LONDON, Oct 5 (IFR) - The European Central Bank will apply
greater restrictions and risk control measures to senior
unsecured bonds pledged as collateral from January 2017 in
response to new rules that force losses onto the asset class in
the event of a crisis.
The ECB said on Wednesday that it will reduce the usage
limit for uncovered bank bonds (UBBs) from 5% to 2.5% from the
start of 2017. The limit will not apply to assets that are worth
less than 50m after haircuts are applied or to assets
guaranteed by public sector entities that can levy taxes.
Around 116bn of UBBs (after valuation and haircut) were
pledged as collateral in Q2 2016, according to ECB data.

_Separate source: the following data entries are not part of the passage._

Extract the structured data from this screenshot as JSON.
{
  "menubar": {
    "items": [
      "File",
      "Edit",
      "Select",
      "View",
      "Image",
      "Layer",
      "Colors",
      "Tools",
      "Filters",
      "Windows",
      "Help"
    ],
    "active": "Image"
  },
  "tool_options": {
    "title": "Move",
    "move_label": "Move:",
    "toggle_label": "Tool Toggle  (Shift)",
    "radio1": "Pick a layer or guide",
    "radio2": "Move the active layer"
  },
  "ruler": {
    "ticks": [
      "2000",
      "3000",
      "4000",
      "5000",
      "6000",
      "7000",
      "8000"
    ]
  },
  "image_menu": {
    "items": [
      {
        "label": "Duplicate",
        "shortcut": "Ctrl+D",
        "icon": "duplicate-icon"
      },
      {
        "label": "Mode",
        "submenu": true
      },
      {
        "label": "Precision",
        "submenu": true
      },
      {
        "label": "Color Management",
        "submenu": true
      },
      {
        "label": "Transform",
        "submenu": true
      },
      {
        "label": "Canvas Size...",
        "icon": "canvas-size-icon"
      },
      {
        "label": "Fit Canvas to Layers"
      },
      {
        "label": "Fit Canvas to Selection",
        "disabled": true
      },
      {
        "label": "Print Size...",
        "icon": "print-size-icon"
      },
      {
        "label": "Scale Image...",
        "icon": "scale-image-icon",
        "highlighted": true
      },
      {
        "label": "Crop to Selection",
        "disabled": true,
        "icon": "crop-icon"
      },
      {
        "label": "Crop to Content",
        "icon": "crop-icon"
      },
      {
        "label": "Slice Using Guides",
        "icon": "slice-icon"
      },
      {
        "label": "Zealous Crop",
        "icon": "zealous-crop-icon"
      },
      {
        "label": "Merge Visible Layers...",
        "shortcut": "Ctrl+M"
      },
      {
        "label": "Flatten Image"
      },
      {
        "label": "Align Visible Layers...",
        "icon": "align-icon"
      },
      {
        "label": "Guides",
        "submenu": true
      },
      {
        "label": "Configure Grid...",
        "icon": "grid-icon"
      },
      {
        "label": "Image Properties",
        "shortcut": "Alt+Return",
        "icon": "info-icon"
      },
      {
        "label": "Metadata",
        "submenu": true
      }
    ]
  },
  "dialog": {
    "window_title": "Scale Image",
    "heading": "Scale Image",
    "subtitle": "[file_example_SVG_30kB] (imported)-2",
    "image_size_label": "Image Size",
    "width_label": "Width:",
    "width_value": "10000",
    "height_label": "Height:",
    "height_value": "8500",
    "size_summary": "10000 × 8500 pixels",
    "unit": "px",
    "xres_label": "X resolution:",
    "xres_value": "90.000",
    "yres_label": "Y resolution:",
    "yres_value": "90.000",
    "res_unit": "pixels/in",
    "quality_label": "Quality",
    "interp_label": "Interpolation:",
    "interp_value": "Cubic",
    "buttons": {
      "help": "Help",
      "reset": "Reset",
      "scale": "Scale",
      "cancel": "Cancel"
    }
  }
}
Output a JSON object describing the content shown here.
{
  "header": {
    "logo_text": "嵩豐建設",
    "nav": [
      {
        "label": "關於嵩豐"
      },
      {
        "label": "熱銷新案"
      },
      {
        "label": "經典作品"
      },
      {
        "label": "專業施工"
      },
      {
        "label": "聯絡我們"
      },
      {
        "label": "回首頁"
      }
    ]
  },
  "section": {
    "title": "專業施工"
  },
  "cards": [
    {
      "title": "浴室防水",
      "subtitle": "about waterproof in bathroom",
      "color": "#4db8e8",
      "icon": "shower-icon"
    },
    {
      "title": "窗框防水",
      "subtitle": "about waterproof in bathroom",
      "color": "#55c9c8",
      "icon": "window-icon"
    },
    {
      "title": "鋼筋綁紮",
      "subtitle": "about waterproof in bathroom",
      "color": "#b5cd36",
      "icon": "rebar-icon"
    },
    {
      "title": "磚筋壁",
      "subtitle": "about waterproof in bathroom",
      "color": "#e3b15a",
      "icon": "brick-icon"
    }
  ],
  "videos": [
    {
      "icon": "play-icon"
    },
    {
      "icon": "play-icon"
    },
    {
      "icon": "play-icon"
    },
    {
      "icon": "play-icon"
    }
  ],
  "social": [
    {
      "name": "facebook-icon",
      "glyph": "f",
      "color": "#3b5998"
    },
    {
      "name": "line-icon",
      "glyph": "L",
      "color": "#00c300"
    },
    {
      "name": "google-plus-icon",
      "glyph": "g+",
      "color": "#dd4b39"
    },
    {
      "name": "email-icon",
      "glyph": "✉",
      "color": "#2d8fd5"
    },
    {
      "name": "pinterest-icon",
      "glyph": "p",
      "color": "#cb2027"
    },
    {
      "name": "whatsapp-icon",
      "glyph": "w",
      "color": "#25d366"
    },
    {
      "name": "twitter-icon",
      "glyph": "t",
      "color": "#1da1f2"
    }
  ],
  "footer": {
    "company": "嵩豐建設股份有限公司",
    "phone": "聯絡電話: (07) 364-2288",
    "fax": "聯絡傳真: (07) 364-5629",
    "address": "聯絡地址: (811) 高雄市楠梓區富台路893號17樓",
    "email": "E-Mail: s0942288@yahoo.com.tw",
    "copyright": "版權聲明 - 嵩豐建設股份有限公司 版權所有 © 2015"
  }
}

The central bank has also amended its eligibility criteria
to allow senior unsecured debt that is statutorily subordinated
(as is the case in Germany) to be pledged as collateral, which
was not permitted under existing rules.
The changes were "triggered by the implementation of the EU
Bank Recovery and Resolution Directive (BRRD) in EU Member
States and the forthcoming minimum requirements for own funds
and eligible liabilities (MREL), as well as by the need for
global systemically important banks (G-SIBs) to adhere to the
new total loss-absorbing capacity (TLAC) framework", the ECB
said in a statement.
Unsecured bank bonds have traditionally been an important
funding tool, but new regulation to shift the cost of failing
banks from taxpayers to creditors has placed the asset class in
the firing line to absorb future losses.
Countries across Europe have started to take steps to
subordinate senior unsecured debt to meet the new rules.
Germany, for example, pushed through a law that subordinates
all outstanding senior unsecured bonds to other senior
liabilities, while France is introducing a new layer of debt
known as non-preferred senior.
The European Commission has started to explore the
possibility of harmonising this divergence in local regimes on
the grounds that it creates competitive distortions and
complicates the bail-in tool.
That means further changes to collateral eligibility rules
could be afoot.
"The ECB reaffirms its support in reaching agreement on a
common EU approach to the creditor hierarchy in bank insolvency
and resolution, and notes that work is ongoing in this respect,"
"The ECB will review this decision during the course of
2017, and the collateral eligibility framework eventually
applicable to UBBs will also reflect progress made within that
period towards a common EU approach."